Direct Primary Care advocates are at heart, heretics. The desire for Healthcare comes from the individual’s recognition of suffering and death, and wishes to ameliorate such processes. But there it stops. It is the business of each to pursue wellness by their own rational standards, rather than through the massive bureaucracies which survive only by the threat – “Your money or your life!”
It is debatable whether or not the fact that nearly 20% of GDP is generated by healthcare is a blessing or a curse. Attempts to reduce the proportion assume that the resources deployed to health would be redeployed to more productive uses, but productivity is in the eye of the beholder. Which sectors would grow? Fashion? Defense?
Certainly healthcare could and should be more efficient and effective. My view is that a transition to a free market would be the best, yet least likely, vector. More realistic is M4A, but in the short term I handicap the odds of its implementation at 5%, which leaves us with the current “unsystem”.
Access to the highest quality of care is currently governed by a sub rosa free market. Those who can afford the best care get it, those who don’t settle for what’s covered. Physicians are cowed by third party purrs from recommending what’s best for patients
The profession should rally around the Hippocratic oath and use the patient’s best interest as its North Star. The ancient moral compass stands the year of time.

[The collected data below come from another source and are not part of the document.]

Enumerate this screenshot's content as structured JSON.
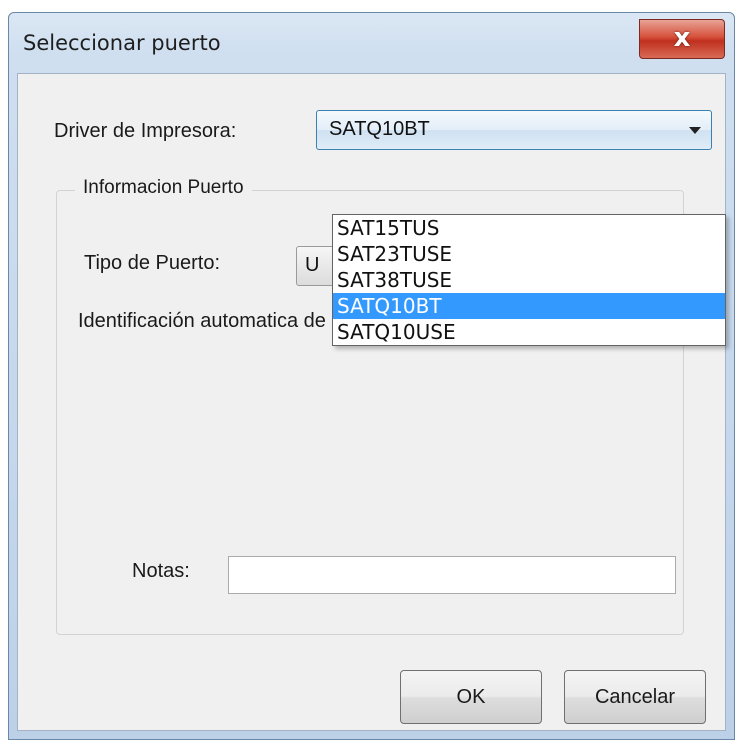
{
  "window": {
    "title": "Seleccionar puerto",
    "close_glyph": "x",
    "close_icon": "close-x-icon"
  },
  "driver": {
    "label": "Driver de Impresora:",
    "selected": "SATQ10BT",
    "options": [
      "SAT15TUS",
      "SAT23TUSE",
      "SAT38TUSE",
      "SATQ10BT",
      "SATQ10USE"
    ],
    "highlighted_index": 3,
    "highlight_color": "#3399ff"
  },
  "port_group": {
    "legend": "Informacion Puerto",
    "tipo_label": "Tipo  de Puerto:",
    "tipo_value": "U",
    "ident_text": "Identificación automatica de puerto.",
    "notas_label": "Notas:",
    "notas_value": ""
  },
  "buttons": {
    "ok": "OK",
    "cancel": "Cancelar"
  }
}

Organizations like the Practicing Physicians of America (https://practicingphysician.org)
are striving mightily to serve as the conscience of medicine, advocating free of financial conflicts for what is right and just, to the extent that membership is free. That’s right, no dues! In my opinion they deserve the support of every conscientious physicians.
People can swear to whatever they wish, but the Classical Oath says nothing about an obligation to equity of care for all of society. “Whatever houses I may visit…” is not a call for universal care, but people continually try to beat physicians into government care with some Oath obligation that never existed.
And, conversely, in the classical Hippocratic Oath the physician swears never to “cause an abortion.”
I’m all in favor of abortion, and the more the better, including a few several decades postpartum, but sometimes, it seems, we fail to look honestly at our history, and seek to change its appearance for the sake of our modern whims.
Two things should be done immediately:
1) Tort reform in the form of loser pays (Details upon request)
2) Devote 100% of sin taxes to health care. (Details upon request)
This is low hanging fruit and if we cant do this then we are not serious about solving the heath care cost “crisis”.